I drink Margaritas by the pitcherfull -- I am SURELY immune.


XO,

Lisa

The uproar all started when the folks in Mexico counted every case of pneumonia and every pneumonia-related death as being related to swine flu. This turned out to be totally wrong, and they have had to revise the death toll down from hundreds to something around twenty, and the number of flu cases from hundreds into tens of thousands. This compares more than favorably with the annual human impact of the regular flu season in the U.S.
It is not a descendent of the flu from 1918, and does not have the genetic mutation that made that flu such a killer. The chief danger would be if it went off and acquired some weird mutation and came back at us in a big way later, but scientists are already slogging away to prepare for any such eventuality.
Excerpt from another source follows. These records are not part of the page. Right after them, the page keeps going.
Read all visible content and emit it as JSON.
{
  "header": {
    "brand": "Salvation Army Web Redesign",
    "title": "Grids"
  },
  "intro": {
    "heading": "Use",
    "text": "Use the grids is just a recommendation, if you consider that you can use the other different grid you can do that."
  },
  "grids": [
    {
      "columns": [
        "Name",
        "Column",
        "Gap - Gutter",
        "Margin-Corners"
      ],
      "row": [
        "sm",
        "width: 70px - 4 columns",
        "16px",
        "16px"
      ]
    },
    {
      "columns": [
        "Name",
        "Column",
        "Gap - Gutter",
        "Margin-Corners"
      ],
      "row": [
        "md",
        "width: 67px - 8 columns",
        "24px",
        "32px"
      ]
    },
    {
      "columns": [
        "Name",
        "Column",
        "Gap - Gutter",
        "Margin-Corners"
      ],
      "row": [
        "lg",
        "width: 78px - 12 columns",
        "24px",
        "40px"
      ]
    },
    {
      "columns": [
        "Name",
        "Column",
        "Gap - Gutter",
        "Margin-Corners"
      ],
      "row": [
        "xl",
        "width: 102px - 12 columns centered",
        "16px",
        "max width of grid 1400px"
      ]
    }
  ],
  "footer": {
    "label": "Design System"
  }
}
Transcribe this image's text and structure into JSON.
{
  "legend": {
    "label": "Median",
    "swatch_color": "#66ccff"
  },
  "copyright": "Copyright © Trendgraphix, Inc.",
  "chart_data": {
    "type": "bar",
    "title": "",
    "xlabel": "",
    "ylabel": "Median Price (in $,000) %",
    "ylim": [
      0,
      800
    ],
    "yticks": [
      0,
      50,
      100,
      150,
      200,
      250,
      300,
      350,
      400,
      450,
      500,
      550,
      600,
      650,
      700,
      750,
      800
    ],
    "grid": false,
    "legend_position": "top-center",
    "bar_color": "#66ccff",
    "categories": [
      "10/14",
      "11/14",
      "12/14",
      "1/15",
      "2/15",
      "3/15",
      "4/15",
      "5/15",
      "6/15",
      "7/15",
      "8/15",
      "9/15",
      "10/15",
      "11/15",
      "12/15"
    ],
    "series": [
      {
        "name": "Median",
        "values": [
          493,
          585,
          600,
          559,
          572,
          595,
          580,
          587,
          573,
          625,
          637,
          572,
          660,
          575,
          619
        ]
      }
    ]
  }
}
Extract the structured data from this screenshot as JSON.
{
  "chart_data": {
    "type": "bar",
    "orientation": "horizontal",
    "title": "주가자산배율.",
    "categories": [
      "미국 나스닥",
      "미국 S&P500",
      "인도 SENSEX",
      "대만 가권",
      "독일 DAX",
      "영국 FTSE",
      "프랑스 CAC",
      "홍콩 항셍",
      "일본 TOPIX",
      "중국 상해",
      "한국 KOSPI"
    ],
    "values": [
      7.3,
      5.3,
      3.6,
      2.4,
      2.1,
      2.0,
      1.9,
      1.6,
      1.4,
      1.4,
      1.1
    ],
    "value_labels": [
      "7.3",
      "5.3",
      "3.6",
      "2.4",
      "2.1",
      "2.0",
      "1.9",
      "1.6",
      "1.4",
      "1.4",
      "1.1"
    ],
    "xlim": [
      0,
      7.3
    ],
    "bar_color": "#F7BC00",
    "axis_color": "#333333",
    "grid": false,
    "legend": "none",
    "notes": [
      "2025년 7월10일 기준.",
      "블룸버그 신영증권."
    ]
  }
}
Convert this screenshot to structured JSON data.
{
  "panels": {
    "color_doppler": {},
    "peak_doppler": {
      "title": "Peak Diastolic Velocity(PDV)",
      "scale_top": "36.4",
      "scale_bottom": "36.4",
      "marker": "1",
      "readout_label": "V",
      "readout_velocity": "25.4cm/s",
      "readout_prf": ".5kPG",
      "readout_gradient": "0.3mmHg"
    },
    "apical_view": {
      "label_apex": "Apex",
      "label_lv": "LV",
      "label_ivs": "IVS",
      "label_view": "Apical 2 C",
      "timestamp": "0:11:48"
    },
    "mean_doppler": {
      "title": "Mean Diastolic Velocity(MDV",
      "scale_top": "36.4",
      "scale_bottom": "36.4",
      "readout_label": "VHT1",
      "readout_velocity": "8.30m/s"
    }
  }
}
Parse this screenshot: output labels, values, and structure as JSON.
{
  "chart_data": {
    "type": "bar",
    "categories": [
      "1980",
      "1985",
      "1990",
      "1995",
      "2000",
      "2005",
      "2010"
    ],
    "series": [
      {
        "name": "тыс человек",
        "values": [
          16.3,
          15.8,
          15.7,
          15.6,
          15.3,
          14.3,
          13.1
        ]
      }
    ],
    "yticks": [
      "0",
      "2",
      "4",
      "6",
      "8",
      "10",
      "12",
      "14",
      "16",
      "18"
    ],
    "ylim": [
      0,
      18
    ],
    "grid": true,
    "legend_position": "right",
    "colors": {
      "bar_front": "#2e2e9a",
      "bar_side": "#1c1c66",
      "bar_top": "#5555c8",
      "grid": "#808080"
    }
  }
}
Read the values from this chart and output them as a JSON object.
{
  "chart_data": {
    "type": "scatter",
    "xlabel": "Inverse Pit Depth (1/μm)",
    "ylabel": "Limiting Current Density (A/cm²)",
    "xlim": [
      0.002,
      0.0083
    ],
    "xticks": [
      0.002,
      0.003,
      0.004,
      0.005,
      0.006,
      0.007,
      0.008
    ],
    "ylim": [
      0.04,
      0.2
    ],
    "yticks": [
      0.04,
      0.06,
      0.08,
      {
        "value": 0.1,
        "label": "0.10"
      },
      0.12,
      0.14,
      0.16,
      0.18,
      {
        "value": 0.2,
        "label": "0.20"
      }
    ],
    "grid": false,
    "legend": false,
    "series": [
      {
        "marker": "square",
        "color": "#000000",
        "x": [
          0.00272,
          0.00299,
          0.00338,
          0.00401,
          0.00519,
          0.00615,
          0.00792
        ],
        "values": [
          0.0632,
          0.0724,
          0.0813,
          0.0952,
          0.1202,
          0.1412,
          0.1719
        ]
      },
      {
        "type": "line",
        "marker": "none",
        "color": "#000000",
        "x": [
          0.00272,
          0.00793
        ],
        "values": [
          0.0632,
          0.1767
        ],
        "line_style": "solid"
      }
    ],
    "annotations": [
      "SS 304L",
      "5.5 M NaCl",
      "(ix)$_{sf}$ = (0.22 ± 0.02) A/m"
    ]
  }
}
Still and all, the best defense is good old preventative health: get enough sleep, eat your vegetables, exercise sensibly, take our President's advice to cover your mouth when you cough and wash your hands often. The chief value of those flimsy little masks is to keep you from putting your fingers in your nose or mouth . . . but if it makes you feel better to wear one if there are a lot of cases in your area, then do. Meanwhile, I'm telling my patients who are at any sort of risk to come in and have acupuncture and herbal medicine to strengthen their immune system.

Hijack from two days back:
Tom, Lisa, I've been shopping for a new-used vehicle lately, and accidentally fell madly in love with a candy-apple red X3 with tan leather seats. As it is twice my current affordable range, it will likely be an unrequited love . . . but, love, nonetheless. Hope you've found the tires, Lisa.

Lisa, in response to your hijack: we just bought a ten-year-old Nissan Frontier pickup on Saturday.

It's a striking shade of magenta (or deep pink). Ahem. We've had one before, a red one, and I have to say I have missed Praise The Truck more than I have missed Ziggy The Bimmer. Yes, it was close, but still . . . 4'x8' plywood? Concrete blocks? The stuff of Real Life? No contest.

You may not think you're a pick-up truck person. Think again, save the money. You may have a whole different level of fun than you've ever had before.

Sarah may not agree, but then again, she might. And I hope she got her tires.